Il poursuit en affirmant que dix ans plus tard, la France est toujours menacée par les attentats terroristes islamistes, tant sur le plan physique que psychologique. Il impute cela aux politiques d’immigration débridées et à l’explosion de la « liberté d’expression » sur Internet, qui permet aux discours de haine de prospérer, alors que les médias traditionnels ont été affaiblis dans leur quête « d’inclusion et de diversité ».
Pour lui, les artistes et les écrivains resteront les « phares » dans l’obscurité ambiante des temps modernes.
Libération
Le quotidien de gauche Libération a publié une édition spéciale comportant le texte « 7 janvier, 10 ans après, édition spéciale » imprimé sur fond rouge vif.
L’illustration est de Coco, l’une des Charlie Hebdo caricaturistes ayant survécu aux attentats de 2015. La légende «Liberté, liberté Charlie» (« Liberté, liberté Charlie ») est porté par une silhouette sortant d’un turban porté par un mollah islamique.
Un morceau du turban explosif a transpercé l’œil d’un personnage représentant Jésus, avec une couronne d’épines et un trou de crucifixion au poignet.

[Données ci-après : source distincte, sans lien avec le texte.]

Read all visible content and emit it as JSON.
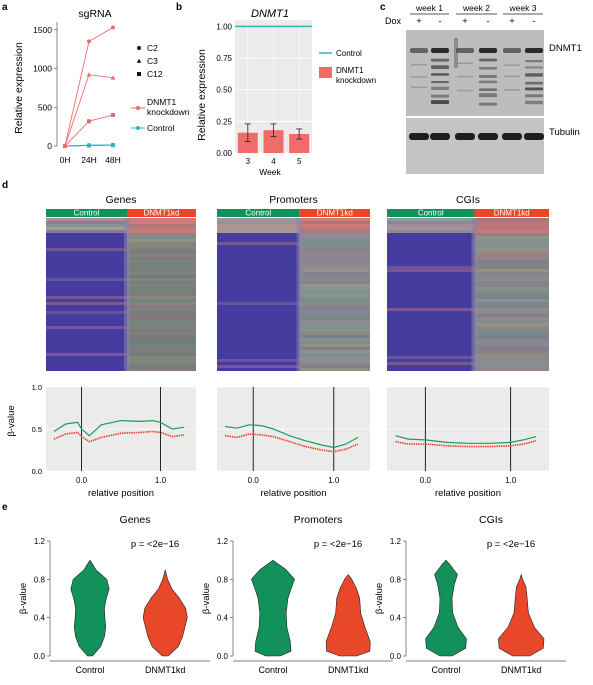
{
  "panels": {
    "a": {
      "letter": "a",
      "chart_data": {
        "type": "line",
        "title": "sgRNA",
        "ylabel": "Relative expression",
        "categories": [
          "0H",
          "24H",
          "48H"
        ],
        "yticks": [
          "0",
          "500",
          "1000",
          "1500"
        ],
        "ylim": [
          0,
          1600
        ],
        "legend_markers": [
          "C2",
          "C3",
          "C12"
        ],
        "series": [
          {
            "name": "DNMT1 knockdown",
            "line": [
              "DNMT1",
              "knockdown"
            ],
            "color": "#f26b6b",
            "lines": [
              [
                0,
                1350,
                1530
              ],
              [
                0,
                920,
                880
              ],
              [
                0,
                320,
                400
              ]
            ]
          },
          {
            "name": "Control",
            "color": "#2bb5c5",
            "lines": [
              [
                0,
                10,
                15
              ],
              [
                0,
                8,
                12
              ],
              [
                0,
                5,
                10
              ]
            ]
          }
        ]
      }
    },
    "b": {
      "letter": "b",
      "chart_data": {
        "type": "bar",
        "title": "DNMT1",
        "ylabel": "Relative expression",
        "xlabel": "Week",
        "categories": [
          "3",
          "4",
          "5"
        ],
        "yticks": [
          "0.00",
          "0.25",
          "0.50",
          "0.75",
          "1.00"
        ],
        "ylim": [
          0,
          1.05
        ],
        "series": [
          {
            "name": "Control",
            "color": "#2bb5c5",
            "values": [
              1.0,
              1.0,
              1.0
            ]
          },
          {
            "name": "DNMT1 knockdown",
            "line": [
              "DNMT1",
              "knockdown"
            ],
            "color": "#f26b6b",
            "values": [
              0.16,
              0.18,
              0.15
            ],
            "errors": [
              0.07,
              0.05,
              0.04
            ]
          }
        ]
      }
    },
    "c": {
      "letter": "c",
      "dox_label": "Dox",
      "weeks": [
        "week 1",
        "week 2",
        "week 3"
      ],
      "signs": [
        "+",
        "-",
        "+",
        "-",
        "+",
        "-"
      ],
      "blot_labels": [
        "DNMT1",
        "Tubulin"
      ]
    },
    "d": {
      "letter": "d",
      "heatmaps": [
        {
          "title": "Genes",
          "control": "Control",
          "kd": "DNMT1kd"
        },
        {
          "title": "Promoters",
          "control": "Control",
          "kd": "DNMT1kd"
        },
        {
          "title": "CGIs",
          "control": "Control",
          "kd": "DNMT1kd"
        }
      ],
      "chart_data": {
        "type": "line",
        "ylabel": "β-value",
        "xlabel": "relative position",
        "xticks": [
          "0.0",
          "1.0"
        ],
        "yticks": [
          "0.0",
          "0.5",
          "1.0"
        ],
        "ylim": [
          0,
          1
        ],
        "colors": {
          "control": "#1e9b5c",
          "kd": "#e9452c"
        },
        "panels": [
          {
            "title": "Genes",
            "x": [
              -0.35,
              -0.2,
              -0.05,
              0.0,
              0.1,
              0.25,
              0.5,
              0.75,
              0.9,
              1.0,
              1.15,
              1.3
            ],
            "control": [
              0.47,
              0.56,
              0.58,
              0.5,
              0.42,
              0.55,
              0.6,
              0.59,
              0.6,
              0.58,
              0.5,
              0.52
            ],
            "kd": [
              0.38,
              0.44,
              0.46,
              0.41,
              0.35,
              0.4,
              0.45,
              0.46,
              0.47,
              0.46,
              0.41,
              0.43
            ]
          },
          {
            "title": "Promoters",
            "x": [
              -0.35,
              -0.2,
              -0.05,
              0.1,
              0.25,
              0.45,
              0.65,
              0.85,
              1.0,
              1.15,
              1.3
            ],
            "control": [
              0.53,
              0.51,
              0.55,
              0.54,
              0.5,
              0.42,
              0.36,
              0.31,
              0.28,
              0.32,
              0.4
            ],
            "kd": [
              0.42,
              0.4,
              0.44,
              0.43,
              0.41,
              0.35,
              0.29,
              0.25,
              0.23,
              0.26,
              0.32
            ]
          },
          {
            "title": "CGIs",
            "x": [
              -0.35,
              -0.2,
              0.0,
              0.25,
              0.5,
              0.75,
              1.0,
              1.15,
              1.3
            ],
            "control": [
              0.42,
              0.38,
              0.37,
              0.34,
              0.33,
              0.33,
              0.34,
              0.37,
              0.41
            ],
            "kd": [
              0.35,
              0.32,
              0.32,
              0.3,
              0.29,
              0.29,
              0.3,
              0.32,
              0.36
            ]
          }
        ]
      }
    },
    "e": {
      "letter": "e",
      "chart_data": {
        "type": "violin",
        "ylabel": "β-value",
        "yticks": [
          "0.0",
          "0.4",
          "0.8",
          "1.2"
        ],
        "ylim": [
          0,
          1.2
        ],
        "categories": [
          "Control",
          "DNMT1kd"
        ],
        "colors": {
          "control": "#12925a",
          "kd": "#e8472a"
        },
        "panels": [
          {
            "title": "Genes",
            "pvalue": "p = <2e−16",
            "control": [
              [
                0.0,
                0.1
              ],
              [
                0.1,
                0.45
              ],
              [
                0.2,
                0.6
              ],
              [
                0.3,
                0.66
              ],
              [
                0.4,
                0.62
              ],
              [
                0.5,
                0.6
              ],
              [
                0.6,
                0.68
              ],
              [
                0.7,
                0.8
              ],
              [
                0.8,
                0.7
              ],
              [
                0.9,
                0.25
              ],
              [
                1.0,
                0.0
              ]
            ],
            "kd": [
              [
                0.0,
                0.12
              ],
              [
                0.1,
                0.55
              ],
              [
                0.2,
                0.72
              ],
              [
                0.3,
                0.82
              ],
              [
                0.4,
                0.92
              ],
              [
                0.5,
                0.85
              ],
              [
                0.6,
                0.6
              ],
              [
                0.7,
                0.28
              ],
              [
                0.8,
                0.1
              ],
              [
                0.9,
                0.0
              ]
            ]
          },
          {
            "title": "Promoters",
            "pvalue": "p = <2e−16",
            "control": [
              [
                0.0,
                0.3
              ],
              [
                0.05,
                0.75
              ],
              [
                0.15,
                0.72
              ],
              [
                0.3,
                0.58
              ],
              [
                0.45,
                0.55
              ],
              [
                0.6,
                0.62
              ],
              [
                0.7,
                0.75
              ],
              [
                0.8,
                0.9
              ],
              [
                0.9,
                0.55
              ],
              [
                1.0,
                0.0
              ]
            ],
            "kd": [
              [
                0.0,
                0.35
              ],
              [
                0.05,
                0.9
              ],
              [
                0.15,
                0.92
              ],
              [
                0.3,
                0.7
              ],
              [
                0.45,
                0.52
              ],
              [
                0.6,
                0.48
              ],
              [
                0.7,
                0.35
              ],
              [
                0.8,
                0.15
              ],
              [
                0.85,
                0.0
              ]
            ]
          },
          {
            "title": "CGIs",
            "pvalue": "p = <2e−16",
            "control": [
              [
                0.0,
                0.25
              ],
              [
                0.08,
                0.82
              ],
              [
                0.18,
                0.85
              ],
              [
                0.3,
                0.5
              ],
              [
                0.45,
                0.28
              ],
              [
                0.6,
                0.25
              ],
              [
                0.75,
                0.35
              ],
              [
                0.85,
                0.48
              ],
              [
                0.95,
                0.18
              ],
              [
                1.0,
                0.0
              ]
            ],
            "kd": [
              [
                0.0,
                0.35
              ],
              [
                0.08,
                0.92
              ],
              [
                0.18,
                0.95
              ],
              [
                0.3,
                0.55
              ],
              [
                0.45,
                0.3
              ],
              [
                0.6,
                0.25
              ],
              [
                0.72,
                0.2
              ],
              [
                0.8,
                0.06
              ],
              [
                0.85,
                0.0
              ]
            ]
          }
        ]
      }
    }
  }
}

Dans son éditorial, Paul Quinio encourage les lecteurs à prendre une minute pour se souvenir des morts et de ce qu’ils représentaient, sans passer du temps à se concentrer sur les tueurs et leurs « idéologies de la mort ». Il insiste pour ne pas laisser « notre humanité être volée par ceux qui souhaitent répandre la haine ». Les terroristes n’ont pas gagné, dit-il, mais le « oui, mais » se développe, tout comme l’autocensure.
Pour lui, il est primordial de protéger le droit à la liberté d’expression, toujours menacé.
Le Parisien
« Dix ans après « Charlie », la menace terroriste n’a jamais été aussi présente », titre le journal Le Parisien tous les jours.
On y retrouve une photo du ministre de l’Intérieur Bruno Retailleau qui a accordé une interview exclusive sur le nombre d’attentats terroristes déjoués au cours de l’année écoulée.
L’éditorial de Marie-Christine Tabet « La fin de l’insouciance » revient sur comment la « bataille culturelle » en France a réellement commencé en 2012 avec les attentats de Mohamed Merah. Il a fallu attendre 2015 et la succession d’attentats terroristes pour que la France comprenne qu’elle se trouvait en plein « terrorisme aveugle » et dans un climat de peur quotidienne, avec des rappels réguliers de Strasbourg à la Nouvelle-Orléans.
Cependant, se référant à l’entretien avec le ministre de l’Intérieur, elle conclut que malgré les menaces, la France a appris à y faire face et est donc mieux équipée.